Steve Jobs' first computer could fetch £300,000

The Apple-1 is still fully operational. Credit: Christie's New York

The first computer sold by Steve Jobs is expected to fetch £300,000 when it is auctioned by Christie's New York next month.

Known as The Ricketts Apple-1 after its first owner Charles Ricketts, Jobs' sold the personal computer for $600 (£375) out of his parent's garage in 1976, when he was just 21.

But it will go under the hammer at a price estimate of between £250,000 and £375,000 on December 11.

The fully operational model - which is the only surviving Apple-1 documented as having been sold directly by Jobs - was discovered in a storage locker in Virginia in 2004 by Robert Luther who had bought the contents.

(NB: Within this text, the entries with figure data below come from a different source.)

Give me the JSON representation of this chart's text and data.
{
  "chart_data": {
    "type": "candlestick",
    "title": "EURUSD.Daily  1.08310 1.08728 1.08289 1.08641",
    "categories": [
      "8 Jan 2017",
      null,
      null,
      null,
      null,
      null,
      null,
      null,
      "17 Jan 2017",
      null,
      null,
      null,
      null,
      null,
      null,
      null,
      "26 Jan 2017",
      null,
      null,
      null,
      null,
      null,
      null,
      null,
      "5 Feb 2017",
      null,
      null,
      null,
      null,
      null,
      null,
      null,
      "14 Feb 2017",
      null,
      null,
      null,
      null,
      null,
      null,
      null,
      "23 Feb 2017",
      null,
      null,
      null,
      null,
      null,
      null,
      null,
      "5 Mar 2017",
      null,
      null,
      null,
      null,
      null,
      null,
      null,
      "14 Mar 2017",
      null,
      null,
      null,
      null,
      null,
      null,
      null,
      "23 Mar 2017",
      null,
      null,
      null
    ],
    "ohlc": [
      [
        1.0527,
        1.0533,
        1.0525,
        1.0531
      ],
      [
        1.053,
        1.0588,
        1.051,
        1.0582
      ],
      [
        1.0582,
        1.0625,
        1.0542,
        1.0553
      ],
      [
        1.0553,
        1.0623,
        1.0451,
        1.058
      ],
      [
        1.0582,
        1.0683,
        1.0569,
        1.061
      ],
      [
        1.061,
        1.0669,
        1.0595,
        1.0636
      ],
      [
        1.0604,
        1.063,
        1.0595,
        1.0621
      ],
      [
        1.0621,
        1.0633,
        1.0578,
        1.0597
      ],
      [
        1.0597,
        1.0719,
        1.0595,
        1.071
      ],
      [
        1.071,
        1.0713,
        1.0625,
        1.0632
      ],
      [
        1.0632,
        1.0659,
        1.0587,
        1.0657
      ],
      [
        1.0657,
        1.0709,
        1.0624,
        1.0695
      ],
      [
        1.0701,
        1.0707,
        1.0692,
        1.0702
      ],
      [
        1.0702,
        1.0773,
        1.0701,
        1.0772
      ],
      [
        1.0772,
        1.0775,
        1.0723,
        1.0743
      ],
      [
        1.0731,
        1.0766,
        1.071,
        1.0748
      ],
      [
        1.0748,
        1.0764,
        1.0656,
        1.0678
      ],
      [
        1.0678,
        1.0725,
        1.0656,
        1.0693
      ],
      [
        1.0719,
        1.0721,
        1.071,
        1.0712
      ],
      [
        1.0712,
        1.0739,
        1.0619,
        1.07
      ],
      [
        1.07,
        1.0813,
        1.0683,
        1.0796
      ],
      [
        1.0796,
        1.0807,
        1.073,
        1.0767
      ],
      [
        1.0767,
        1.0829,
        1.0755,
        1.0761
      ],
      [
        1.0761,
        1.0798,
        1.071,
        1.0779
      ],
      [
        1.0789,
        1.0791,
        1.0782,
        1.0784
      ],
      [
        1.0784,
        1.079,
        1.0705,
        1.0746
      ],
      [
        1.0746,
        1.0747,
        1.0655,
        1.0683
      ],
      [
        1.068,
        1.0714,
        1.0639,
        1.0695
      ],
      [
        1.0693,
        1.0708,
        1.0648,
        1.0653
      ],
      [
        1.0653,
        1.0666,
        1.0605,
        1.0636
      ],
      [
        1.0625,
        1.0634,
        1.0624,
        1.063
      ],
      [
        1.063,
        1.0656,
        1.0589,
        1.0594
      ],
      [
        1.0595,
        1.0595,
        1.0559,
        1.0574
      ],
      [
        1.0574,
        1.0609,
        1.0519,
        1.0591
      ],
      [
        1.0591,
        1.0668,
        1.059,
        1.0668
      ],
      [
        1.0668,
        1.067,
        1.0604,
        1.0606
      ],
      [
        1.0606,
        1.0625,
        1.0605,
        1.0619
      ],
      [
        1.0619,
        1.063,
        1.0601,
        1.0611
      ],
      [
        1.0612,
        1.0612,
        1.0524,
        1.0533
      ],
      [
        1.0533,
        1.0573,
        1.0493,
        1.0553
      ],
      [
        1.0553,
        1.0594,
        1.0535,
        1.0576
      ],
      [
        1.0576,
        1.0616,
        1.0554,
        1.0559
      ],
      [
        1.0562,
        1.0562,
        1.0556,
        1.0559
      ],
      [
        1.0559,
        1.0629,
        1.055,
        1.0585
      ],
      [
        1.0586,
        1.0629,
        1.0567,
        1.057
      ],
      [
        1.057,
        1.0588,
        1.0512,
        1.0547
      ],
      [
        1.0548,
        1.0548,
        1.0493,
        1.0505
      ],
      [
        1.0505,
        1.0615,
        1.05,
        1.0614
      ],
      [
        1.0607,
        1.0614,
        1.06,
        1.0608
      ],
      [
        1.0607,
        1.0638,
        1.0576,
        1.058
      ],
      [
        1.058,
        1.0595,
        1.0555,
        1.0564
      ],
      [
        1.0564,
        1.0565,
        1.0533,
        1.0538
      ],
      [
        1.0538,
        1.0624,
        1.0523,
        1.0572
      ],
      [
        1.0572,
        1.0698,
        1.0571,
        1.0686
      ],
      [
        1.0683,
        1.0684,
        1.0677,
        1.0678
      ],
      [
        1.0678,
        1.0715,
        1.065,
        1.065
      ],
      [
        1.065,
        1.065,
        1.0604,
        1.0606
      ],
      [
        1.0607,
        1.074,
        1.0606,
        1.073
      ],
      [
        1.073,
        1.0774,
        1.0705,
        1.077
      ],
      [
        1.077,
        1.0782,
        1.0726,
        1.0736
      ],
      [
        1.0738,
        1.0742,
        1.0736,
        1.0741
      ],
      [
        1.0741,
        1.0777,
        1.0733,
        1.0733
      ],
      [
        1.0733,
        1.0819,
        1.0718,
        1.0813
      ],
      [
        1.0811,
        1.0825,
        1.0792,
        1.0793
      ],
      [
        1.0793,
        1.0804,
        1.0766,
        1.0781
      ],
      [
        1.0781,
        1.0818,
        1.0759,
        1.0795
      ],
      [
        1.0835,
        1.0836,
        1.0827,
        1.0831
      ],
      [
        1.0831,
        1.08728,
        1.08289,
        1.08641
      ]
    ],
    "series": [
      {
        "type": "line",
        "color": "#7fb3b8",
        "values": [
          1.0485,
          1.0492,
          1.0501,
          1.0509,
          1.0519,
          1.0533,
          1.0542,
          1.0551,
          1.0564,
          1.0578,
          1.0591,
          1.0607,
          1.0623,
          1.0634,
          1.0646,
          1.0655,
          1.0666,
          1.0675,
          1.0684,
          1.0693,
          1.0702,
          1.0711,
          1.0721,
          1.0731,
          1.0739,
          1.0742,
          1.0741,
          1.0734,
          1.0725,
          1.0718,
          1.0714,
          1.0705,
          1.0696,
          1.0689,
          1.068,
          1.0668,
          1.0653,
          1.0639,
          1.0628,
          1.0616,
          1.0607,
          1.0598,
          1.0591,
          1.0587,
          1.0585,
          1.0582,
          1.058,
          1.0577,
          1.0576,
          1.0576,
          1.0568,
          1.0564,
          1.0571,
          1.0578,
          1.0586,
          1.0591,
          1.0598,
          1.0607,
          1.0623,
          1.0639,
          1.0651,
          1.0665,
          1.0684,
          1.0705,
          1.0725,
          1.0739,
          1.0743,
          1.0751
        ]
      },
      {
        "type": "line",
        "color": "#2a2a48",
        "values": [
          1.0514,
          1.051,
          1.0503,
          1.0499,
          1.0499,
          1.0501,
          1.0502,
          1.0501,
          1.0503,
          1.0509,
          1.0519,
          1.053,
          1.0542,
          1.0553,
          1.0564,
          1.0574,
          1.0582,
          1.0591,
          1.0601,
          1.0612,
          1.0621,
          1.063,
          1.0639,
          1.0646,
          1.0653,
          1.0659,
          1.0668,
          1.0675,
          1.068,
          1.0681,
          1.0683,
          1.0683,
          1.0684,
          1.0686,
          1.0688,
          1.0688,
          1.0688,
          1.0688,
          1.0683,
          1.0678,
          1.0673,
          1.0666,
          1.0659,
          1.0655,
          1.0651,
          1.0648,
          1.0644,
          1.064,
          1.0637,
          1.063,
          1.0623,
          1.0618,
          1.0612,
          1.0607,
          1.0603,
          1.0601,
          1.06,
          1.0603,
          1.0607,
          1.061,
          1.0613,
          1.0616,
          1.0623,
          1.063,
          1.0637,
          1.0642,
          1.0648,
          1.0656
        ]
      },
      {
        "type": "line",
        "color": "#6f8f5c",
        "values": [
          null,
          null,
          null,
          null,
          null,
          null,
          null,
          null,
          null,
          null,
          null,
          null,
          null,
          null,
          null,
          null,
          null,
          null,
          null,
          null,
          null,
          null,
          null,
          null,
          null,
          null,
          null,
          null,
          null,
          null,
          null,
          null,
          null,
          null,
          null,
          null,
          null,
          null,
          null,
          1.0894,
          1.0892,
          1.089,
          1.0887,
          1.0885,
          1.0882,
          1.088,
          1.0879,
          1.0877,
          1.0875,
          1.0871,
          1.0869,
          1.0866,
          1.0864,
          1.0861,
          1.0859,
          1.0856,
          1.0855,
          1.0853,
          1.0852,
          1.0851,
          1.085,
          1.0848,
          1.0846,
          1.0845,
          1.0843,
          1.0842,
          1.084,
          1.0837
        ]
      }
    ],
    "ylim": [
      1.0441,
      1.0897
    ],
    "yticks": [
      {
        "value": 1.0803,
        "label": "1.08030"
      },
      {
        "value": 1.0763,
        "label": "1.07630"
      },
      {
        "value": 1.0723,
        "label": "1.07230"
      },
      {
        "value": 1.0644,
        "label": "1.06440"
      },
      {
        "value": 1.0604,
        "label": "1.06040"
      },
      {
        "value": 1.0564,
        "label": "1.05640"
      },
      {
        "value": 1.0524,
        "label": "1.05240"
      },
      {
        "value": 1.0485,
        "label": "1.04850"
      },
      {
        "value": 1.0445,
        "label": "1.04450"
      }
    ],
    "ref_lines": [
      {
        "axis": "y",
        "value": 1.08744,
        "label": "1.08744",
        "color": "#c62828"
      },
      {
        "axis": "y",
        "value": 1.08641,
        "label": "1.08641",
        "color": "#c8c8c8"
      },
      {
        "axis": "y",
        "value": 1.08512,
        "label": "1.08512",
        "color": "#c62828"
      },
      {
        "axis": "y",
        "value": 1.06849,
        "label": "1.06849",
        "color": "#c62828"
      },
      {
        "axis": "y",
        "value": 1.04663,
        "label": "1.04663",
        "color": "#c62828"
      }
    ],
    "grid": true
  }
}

He said: "I knew it had been sold from the garage of Steve Jobs in July of 1976, because I had the buyer’s cancelled cheque."

The computer will be sold with the cheque from the original garage purchase on 27 July, 1976.

Less than 50 original Apple-1s are believed to be in existence of the few hundred originally produced.

It is credited as being the machine which started the digital revolution and inspired Jobs to later create the iPad and iPhone.

Andrew McVinish, Christie's director of decorative arts said: "It all started with the Apple-1 and with this particular machine.

"When you see a child playing with an iPad or iPhone, not too many people know that it all started with the Apple-1."